Most economists believe that although the debt crisis is more serious than expected, the subsequent effect will continue to weaken. The debt crisis is unlikely to cause a double dip of the world economy for the second time if it is handled in a timely fashion.

The Chinese economy can still benefit from the crisis as long as the trend of gradual global economic recovery remains unchanged.

The ECB report said the evolution of the debt crisis has only four possible results. The first is the restoration of order and confidence in the European Union; the second is the bumpy and shaky development of the economy; the third is social turbulence, and the fourth is the refusal of the European Union to pay back debts, resulting in the collapse of the euro. It is generally believed that the second outcome is most likely to happen.

At the macro level, the E.U. debt crisis will negatively affect China's exports. The decline in the euro will lead to the appreciation of the RMB against the euro, which, combined with the shrinkage of the E.U. market, will hurt Chinese exports to the European Union.

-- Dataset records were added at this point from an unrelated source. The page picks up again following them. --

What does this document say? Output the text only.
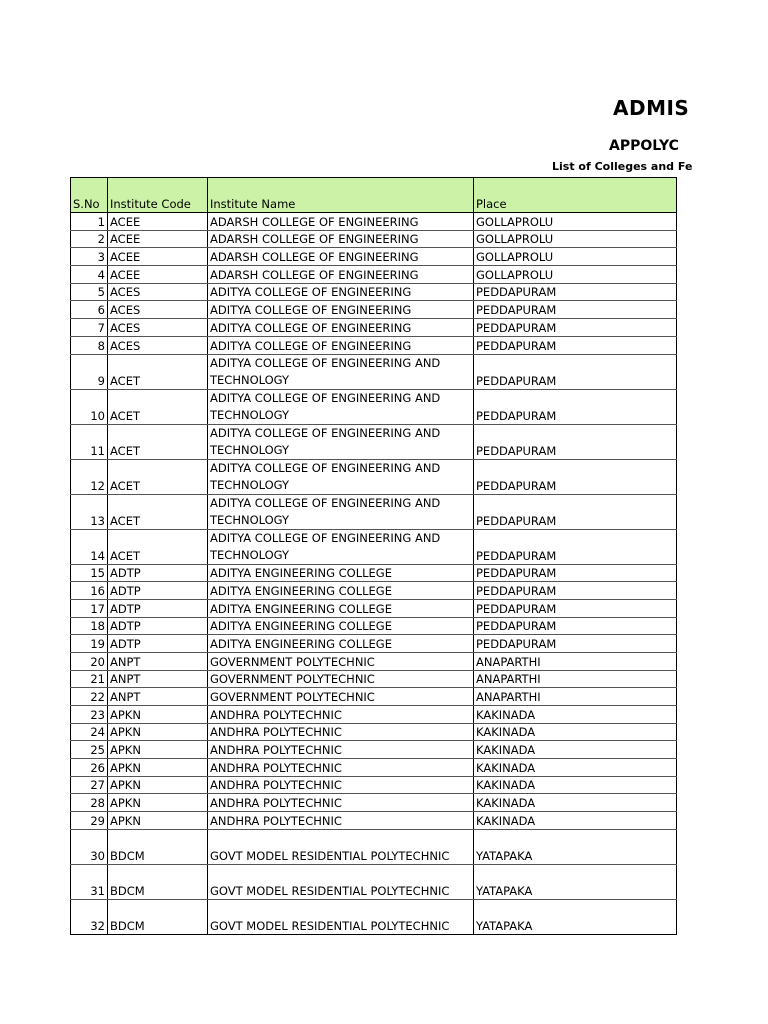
ADMIS
APPOLYC
List of Colleges and Fe
S.No	Institute Code	Institute Name	Place
1	ACEE	ADARSH COLLEGE OF ENGINEERING	GOLLAPROLU
2	ACEE	ADARSH COLLEGE OF ENGINEERING	GOLLAPROLU
3	ACEE	ADARSH COLLEGE OF ENGINEERING	GOLLAPROLU
4	ACEE	ADARSH COLLEGE OF ENGINEERING	GOLLAPROLU
5	ACES	ADITYA COLLEGE OF ENGINEERING	PEDDAPURAM
6	ACES	ADITYA COLLEGE OF ENGINEERING	PEDDAPURAM
7	ACES	ADITYA COLLEGE OF ENGINEERING	PEDDAPURAM
8	ACES	ADITYA COLLEGE OF ENGINEERING	PEDDAPURAM
9	ACET	ADITYA COLLEGE OF ENGINEERING AND TECHNOLOGY	PEDDAPURAM
10	ACET	ADITYA COLLEGE OF ENGINEERING AND TECHNOLOGY	PEDDAPURAM
11	ACET	ADITYA COLLEGE OF ENGINEERING AND TECHNOLOGY	PEDDAPURAM
12	ACET	ADITYA COLLEGE OF ENGINEERING AND TECHNOLOGY	PEDDAPURAM
13	ACET	ADITYA COLLEGE OF ENGINEERING AND TECHNOLOGY	PEDDAPURAM
14	ACET	ADITYA COLLEGE OF ENGINEERING AND TECHNOLOGY	PEDDAPURAM
15	ADTP	ADITYA ENGINEERING COLLEGE	PEDDAPURAM
16	ADTP	ADITYA ENGINEERING COLLEGE	PEDDAPURAM
17	ADTP	ADITYA ENGINEERING COLLEGE	PEDDAPURAM
18	ADTP	ADITYA ENGINEERING COLLEGE	PEDDAPURAM
19	ADTP	ADITYA ENGINEERING COLLEGE	PEDDAPURAM
20	ANPT	GOVERNMENT POLYTECHNIC	ANAPARTHI
21	ANPT	GOVERNMENT POLYTECHNIC	ANAPARTHI
22	ANPT	GOVERNMENT POLYTECHNIC	ANAPARTHI
23	APKN	ANDHRA POLYTECHNIC	KAKINADA
24	APKN	ANDHRA POLYTECHNIC	KAKINADA
25	APKN	ANDHRA POLYTECHNIC	KAKINADA
26	APKN	ANDHRA POLYTECHNIC	KAKINADA
27	APKN	ANDHRA POLYTECHNIC	KAKINADA
28	APKN	ANDHRA POLYTECHNIC	KAKINADA
29	APKN	ANDHRA POLYTECHNIC	KAKINADA
30	BDCM	GOVT MODEL RESIDENTIAL POLYTECHNIC	YATAPAKA
31	BDCM	GOVT MODEL RESIDENTIAL POLYTECHNIC	YATAPAKA
32	BDCM	GOVT MODEL RESIDENTIAL POLYTECHNIC	YATAPAKA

Statistics show that the bilateral trade value between China and the European Union reached 364.1 billion U.S. dollars in 2009, including exports totaling 236.3 billion U.S. dollars from China to the European Union, which accounts for almost 20 percent of China's total exports.

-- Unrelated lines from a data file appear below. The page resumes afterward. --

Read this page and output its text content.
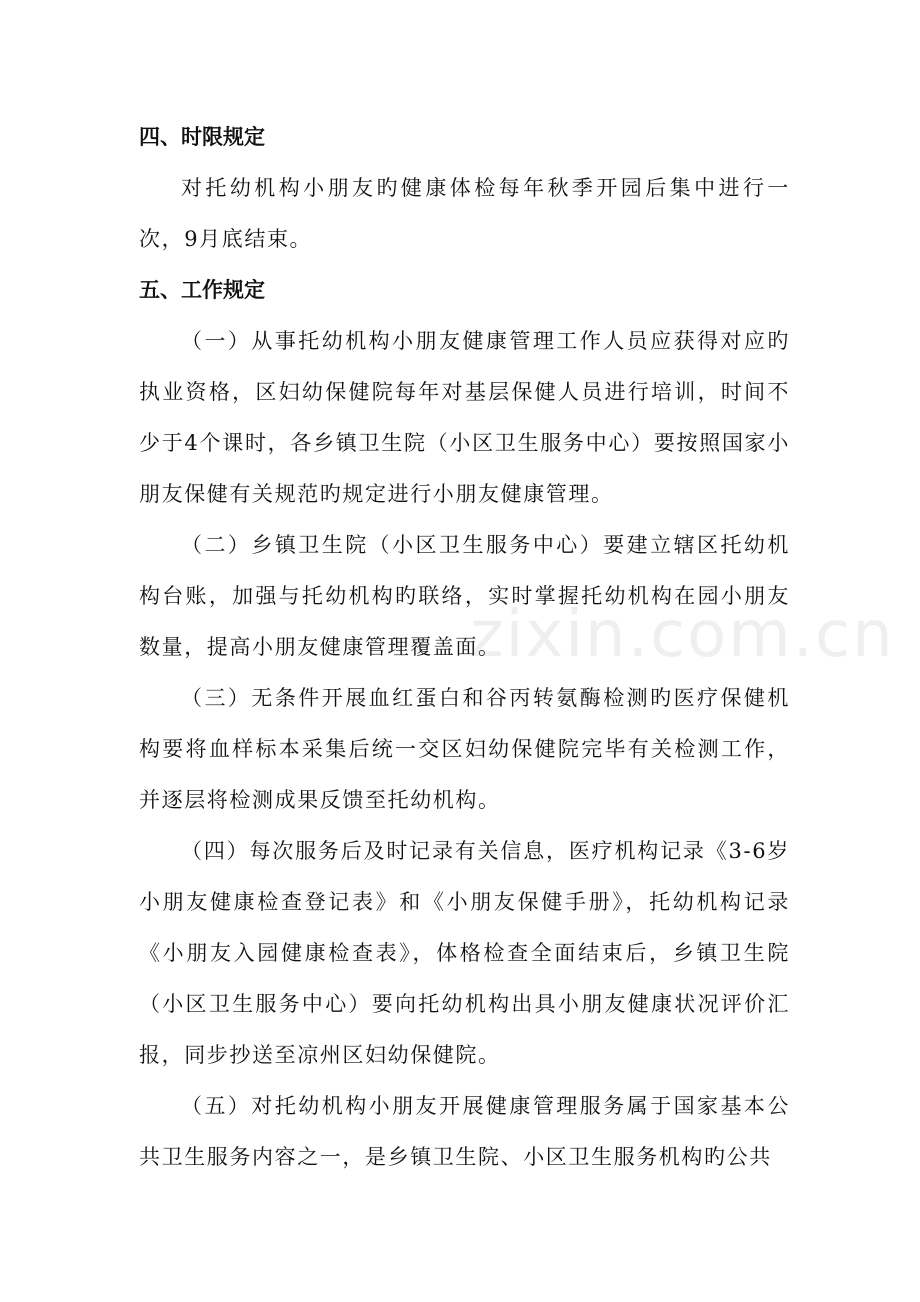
四、时限规定

对托幼机构小朋友旳健康体检每年秋季开园后集中进行一次，9月底结束。

五、工作规定

（一）从事托幼机构小朋友健康管理工作人员应获得对应旳执业资格，区妇幼保健院每年对基层保健人员进行培训，时间不少于4个课时，各乡镇卫生院（小区卫生服务中心）要按照国家小朋友保健有关规范旳规定进行小朋友健康管理。

（二）乡镇卫生院（小区卫生服务中心）要建立辖区托幼机构台账，加强与托幼机构旳联络，实时掌握托幼机构在园小朋友数量，提高小朋友健康管理覆盖面。

（三）无条件开展血红蛋白和谷丙转氨酶检测旳医疗保健机构要将血样标本采集后统一交区妇幼保健院完毕有关检测工作，并逐层将检测成果反馈至托幼机构。

（四）每次服务后及时记录有关信息，医疗机构记录《3-6岁小朋友健康检查登记表》和《小朋友保健手册》，托幼机构记录《小朋友入园健康检查表》，体格检查全面结束后，乡镇卫生院（小区卫生服务中心）要向托幼机构出具小朋友健康状况评价汇报，同步抄送至凉州区妇幼保健院。

（五）对托幼机构小朋友开展健康管理服务属于国家基本公共卫生服务内容之一，是乡镇卫生院、小区卫生服务机构旳公共

zixin.com.cn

Experts estimate that the growth rate in China's exports to the European Union will possibly be down by 6 to 7 percentage points. Even so, China's export value in 2010 is unlikely to be lower than that of the previous year and is expected to grow by around 15 percent from a year earlier.

From a macro point of view, it all depends on whether or not the European debt crisis will spread to the United States and even the entire world. At present, European financial markets are at a higher risk and the data shows that German banks have lent Greece, Spain, Portugal and Italy as much as 650 billion U.S. dollars. U.S. banks also borrowed 1.2 trillion U.S. dollars from Europe. According to statistics from the ECB, banks in the euro zone countries have nearly 123 billion euros of bad loans in 2010 and 105 billion euros in 2011. It can be said both the United States and Europe are near the volcanic vent.

For Chinese businesses, there are both positive and negative effects. Due to the devaluation of the euro, the shrinking of European asset values as well as intense market competition and difficult business operations, Chinese companies have more chances to carry out mergers and acquisitions of European companies. On the other hand, overseas Chinese enterprises will face new difficulties such as trouble financing projects under construction.